Africa’s drylands: dangers and opportunities

Hye Jung Han, one of my master’s students at SAIS, reports from a SAIS event last week.  The speaker was Dr. Dennis Garrity, UN Convention to Combat Desertification Ambassador:

The Sahel region of West Africa faces worsening social, political, economic and food insecurities. With a population burgeoning to 1.8 billion people, at least twice as much food must be produced per year by 2050 to avoid widespread starvation.  Food production per capita has been declining since the 1960s. Land degradation has become a serious problem, with declining soil fertility, escalating fertilizer prices and heightened risks of devastating droughts from climate change.  The region suffers erratic and extreme rainfall and increasing temperatures that lead to higher crop stress.  Smallholder food production, the economic mainstay of the region, is at serious risk.

Worsening food insecurity overlaps with low human development indices and extreme poverty.  These structural vulnerabilities drive chronic political conflict in the region.  Terrorism and political instability are centered on the African drylands.  Mali has been the most recent iteration, with destabilizing spillover effects in Niger, Nigeria and Algeria.

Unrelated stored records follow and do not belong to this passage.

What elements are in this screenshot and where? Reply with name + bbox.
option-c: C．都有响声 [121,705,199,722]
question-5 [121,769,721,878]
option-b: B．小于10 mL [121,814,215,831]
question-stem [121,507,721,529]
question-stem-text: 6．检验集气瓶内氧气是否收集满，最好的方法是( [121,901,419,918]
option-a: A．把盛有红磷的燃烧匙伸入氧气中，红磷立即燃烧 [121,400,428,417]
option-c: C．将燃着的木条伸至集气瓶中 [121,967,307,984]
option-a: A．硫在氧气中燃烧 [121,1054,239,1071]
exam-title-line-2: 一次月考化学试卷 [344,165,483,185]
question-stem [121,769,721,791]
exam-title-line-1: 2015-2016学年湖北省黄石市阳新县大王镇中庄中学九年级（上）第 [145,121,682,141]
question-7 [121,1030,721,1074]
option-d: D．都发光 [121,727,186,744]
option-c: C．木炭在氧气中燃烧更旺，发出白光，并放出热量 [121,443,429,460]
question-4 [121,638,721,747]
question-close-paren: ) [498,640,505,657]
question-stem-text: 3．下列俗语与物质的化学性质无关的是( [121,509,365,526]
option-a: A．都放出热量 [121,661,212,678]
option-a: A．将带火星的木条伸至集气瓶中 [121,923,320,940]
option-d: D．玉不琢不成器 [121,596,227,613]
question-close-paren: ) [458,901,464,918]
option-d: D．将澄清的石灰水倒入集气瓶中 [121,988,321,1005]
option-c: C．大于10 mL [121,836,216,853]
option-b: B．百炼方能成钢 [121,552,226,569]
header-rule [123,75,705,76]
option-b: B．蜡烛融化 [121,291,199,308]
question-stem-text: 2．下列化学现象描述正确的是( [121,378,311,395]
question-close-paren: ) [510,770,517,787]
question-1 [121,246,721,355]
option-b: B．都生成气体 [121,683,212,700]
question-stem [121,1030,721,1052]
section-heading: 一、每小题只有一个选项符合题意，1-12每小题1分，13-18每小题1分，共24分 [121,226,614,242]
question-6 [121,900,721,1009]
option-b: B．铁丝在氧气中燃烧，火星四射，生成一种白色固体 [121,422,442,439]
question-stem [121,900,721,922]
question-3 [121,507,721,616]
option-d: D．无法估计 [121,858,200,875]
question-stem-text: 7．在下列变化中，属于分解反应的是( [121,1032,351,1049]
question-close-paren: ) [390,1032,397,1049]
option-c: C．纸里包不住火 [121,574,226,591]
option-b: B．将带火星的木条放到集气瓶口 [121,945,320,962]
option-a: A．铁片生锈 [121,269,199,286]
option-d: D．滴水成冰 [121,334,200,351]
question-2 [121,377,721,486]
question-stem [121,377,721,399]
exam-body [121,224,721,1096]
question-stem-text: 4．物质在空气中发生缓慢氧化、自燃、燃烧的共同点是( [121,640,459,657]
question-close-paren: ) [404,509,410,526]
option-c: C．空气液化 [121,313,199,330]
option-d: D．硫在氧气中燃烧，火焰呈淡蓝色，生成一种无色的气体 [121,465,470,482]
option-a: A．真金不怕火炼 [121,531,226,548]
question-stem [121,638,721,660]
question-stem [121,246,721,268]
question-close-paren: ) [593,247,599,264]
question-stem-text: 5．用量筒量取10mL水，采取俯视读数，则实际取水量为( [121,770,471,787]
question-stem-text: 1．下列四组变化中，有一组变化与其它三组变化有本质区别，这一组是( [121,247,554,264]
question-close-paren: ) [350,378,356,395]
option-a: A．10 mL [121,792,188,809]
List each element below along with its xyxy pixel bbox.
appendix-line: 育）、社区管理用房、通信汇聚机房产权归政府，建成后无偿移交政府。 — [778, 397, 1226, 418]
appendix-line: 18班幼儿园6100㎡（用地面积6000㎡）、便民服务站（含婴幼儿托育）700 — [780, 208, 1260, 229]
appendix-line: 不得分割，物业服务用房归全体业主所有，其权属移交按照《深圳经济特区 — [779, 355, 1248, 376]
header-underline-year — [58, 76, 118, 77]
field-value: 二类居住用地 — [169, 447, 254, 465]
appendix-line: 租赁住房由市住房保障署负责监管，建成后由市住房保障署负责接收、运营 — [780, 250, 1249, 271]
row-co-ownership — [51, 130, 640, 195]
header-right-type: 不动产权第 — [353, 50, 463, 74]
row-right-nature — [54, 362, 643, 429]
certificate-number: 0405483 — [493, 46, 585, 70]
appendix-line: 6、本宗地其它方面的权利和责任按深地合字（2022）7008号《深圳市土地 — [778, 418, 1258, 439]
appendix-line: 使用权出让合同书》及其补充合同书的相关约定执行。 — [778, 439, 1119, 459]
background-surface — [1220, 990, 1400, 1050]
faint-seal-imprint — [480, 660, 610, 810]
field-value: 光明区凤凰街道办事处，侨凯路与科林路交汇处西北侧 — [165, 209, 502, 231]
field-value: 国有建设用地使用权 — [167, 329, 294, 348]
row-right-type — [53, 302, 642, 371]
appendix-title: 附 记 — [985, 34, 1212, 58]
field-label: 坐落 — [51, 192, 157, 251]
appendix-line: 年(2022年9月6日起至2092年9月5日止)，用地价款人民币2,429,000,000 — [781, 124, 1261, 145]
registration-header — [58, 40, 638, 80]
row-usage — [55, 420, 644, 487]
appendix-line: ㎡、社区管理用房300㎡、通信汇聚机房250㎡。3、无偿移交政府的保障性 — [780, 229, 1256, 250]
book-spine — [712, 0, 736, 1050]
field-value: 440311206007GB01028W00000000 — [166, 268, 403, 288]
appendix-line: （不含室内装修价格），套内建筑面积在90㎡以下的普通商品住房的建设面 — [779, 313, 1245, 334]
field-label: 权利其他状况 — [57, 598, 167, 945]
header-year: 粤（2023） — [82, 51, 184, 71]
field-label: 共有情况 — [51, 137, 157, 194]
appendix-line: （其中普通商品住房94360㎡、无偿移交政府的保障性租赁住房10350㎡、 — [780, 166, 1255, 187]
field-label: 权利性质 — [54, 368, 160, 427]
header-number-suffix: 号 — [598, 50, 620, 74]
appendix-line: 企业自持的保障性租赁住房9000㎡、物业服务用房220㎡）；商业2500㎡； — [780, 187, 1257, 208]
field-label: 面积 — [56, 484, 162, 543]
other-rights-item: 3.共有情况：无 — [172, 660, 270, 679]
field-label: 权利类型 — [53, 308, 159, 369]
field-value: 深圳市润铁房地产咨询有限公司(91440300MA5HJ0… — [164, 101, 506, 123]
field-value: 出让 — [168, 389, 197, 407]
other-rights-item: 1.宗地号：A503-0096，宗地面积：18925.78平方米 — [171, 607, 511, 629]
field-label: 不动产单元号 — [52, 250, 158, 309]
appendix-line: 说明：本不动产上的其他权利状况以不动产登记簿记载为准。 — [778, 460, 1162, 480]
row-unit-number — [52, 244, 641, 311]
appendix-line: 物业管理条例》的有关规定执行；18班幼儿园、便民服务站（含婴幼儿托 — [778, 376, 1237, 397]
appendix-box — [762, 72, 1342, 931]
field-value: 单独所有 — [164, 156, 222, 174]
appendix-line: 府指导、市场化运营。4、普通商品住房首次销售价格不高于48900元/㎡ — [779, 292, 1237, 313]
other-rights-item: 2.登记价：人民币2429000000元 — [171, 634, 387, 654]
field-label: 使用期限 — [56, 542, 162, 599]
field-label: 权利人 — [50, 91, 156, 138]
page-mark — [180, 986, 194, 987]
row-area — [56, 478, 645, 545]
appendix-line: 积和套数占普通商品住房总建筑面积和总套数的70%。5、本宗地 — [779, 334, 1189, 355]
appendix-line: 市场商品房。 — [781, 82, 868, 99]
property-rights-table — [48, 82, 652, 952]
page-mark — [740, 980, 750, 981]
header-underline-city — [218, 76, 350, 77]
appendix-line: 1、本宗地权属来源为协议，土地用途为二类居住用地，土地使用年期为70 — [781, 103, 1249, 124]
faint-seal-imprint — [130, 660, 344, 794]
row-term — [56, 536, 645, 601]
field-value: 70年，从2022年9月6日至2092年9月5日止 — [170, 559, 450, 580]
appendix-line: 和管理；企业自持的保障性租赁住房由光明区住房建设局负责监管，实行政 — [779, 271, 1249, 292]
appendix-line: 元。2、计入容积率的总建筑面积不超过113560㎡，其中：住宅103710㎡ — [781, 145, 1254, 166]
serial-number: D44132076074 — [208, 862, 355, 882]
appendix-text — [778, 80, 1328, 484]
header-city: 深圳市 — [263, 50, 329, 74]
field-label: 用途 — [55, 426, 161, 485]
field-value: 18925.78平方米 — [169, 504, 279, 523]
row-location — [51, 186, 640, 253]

The combination of conflict and land degradation is leading to rapid disappearance of available lands for farming.

For Dr. Dennis Garrity, United Nations Convention to Combat Desertification (UNCCD) Drylands Ambassador, part of the answer lies in EverGreen Agriculture, a form of intensive farming that integrates trees with annual crops to regenerate land on small-scale farms. Fertilizer trees such as faidherbia albida have been widely used by farmers for generations.  This indigenous tree improves soil fertility and moisture conditions by buffering the microclimate, providing an effect not dissimilar to a greenhouse.  It is highly compatible with food crops because it does not compete with them for light, nutrients or moisture, and its nitrogen-rich leaves are used as fodder for livestock.

By scaling up this indigenous farming practice and applying scientific, tree-based management, EverGreen Agriculture has yielded significant livelihood and environmental benefits. In Malawi, maize yields on farms with fertilizer trees are 2.5 times higher than on farms without them, increasing from 1.3 to 3.1 tons per hectare. Mali has seen increases in household and national food security, with the intercropping of faidherbia trees leading to the enhancement of millet, sorghum, and livestock fodder production. Agroforestry is proving itself one of the lowest cost, least risky, and most easily diffused agricultural practices that can be made accessible to small scale farmers.

National governments are deepening their support. The successful experiences of Zambia, Malawi, Niger, and Burkina Faso prompted the Ethiopian Prime Minister to promise the establishment of a billion fertilizer trees on smallholder farms at the UN Climate Change Conference at Durban in 2011, prompting the Prime Minister of Uganda to announce a larger program. Seventeen countries are currently engaged in EverGreen Agriculture, with national scaling-up programs supported by the African Union, World Bank, IFAD, GEF, FAO, UNEP, UNCCD and other regional and local organizations.

Agroforestry systems such as EverGreen Agriculture build more productive and drought-resilient farming systems, relying upon local knowledge, science and practice. Working to regreen the Sahelian landscape and combat desertification, EverGreen Agriculture can improve household and national food security, increase the resource pie and ameliorate some of the chronic drivers of conflict that continue to plague the region today.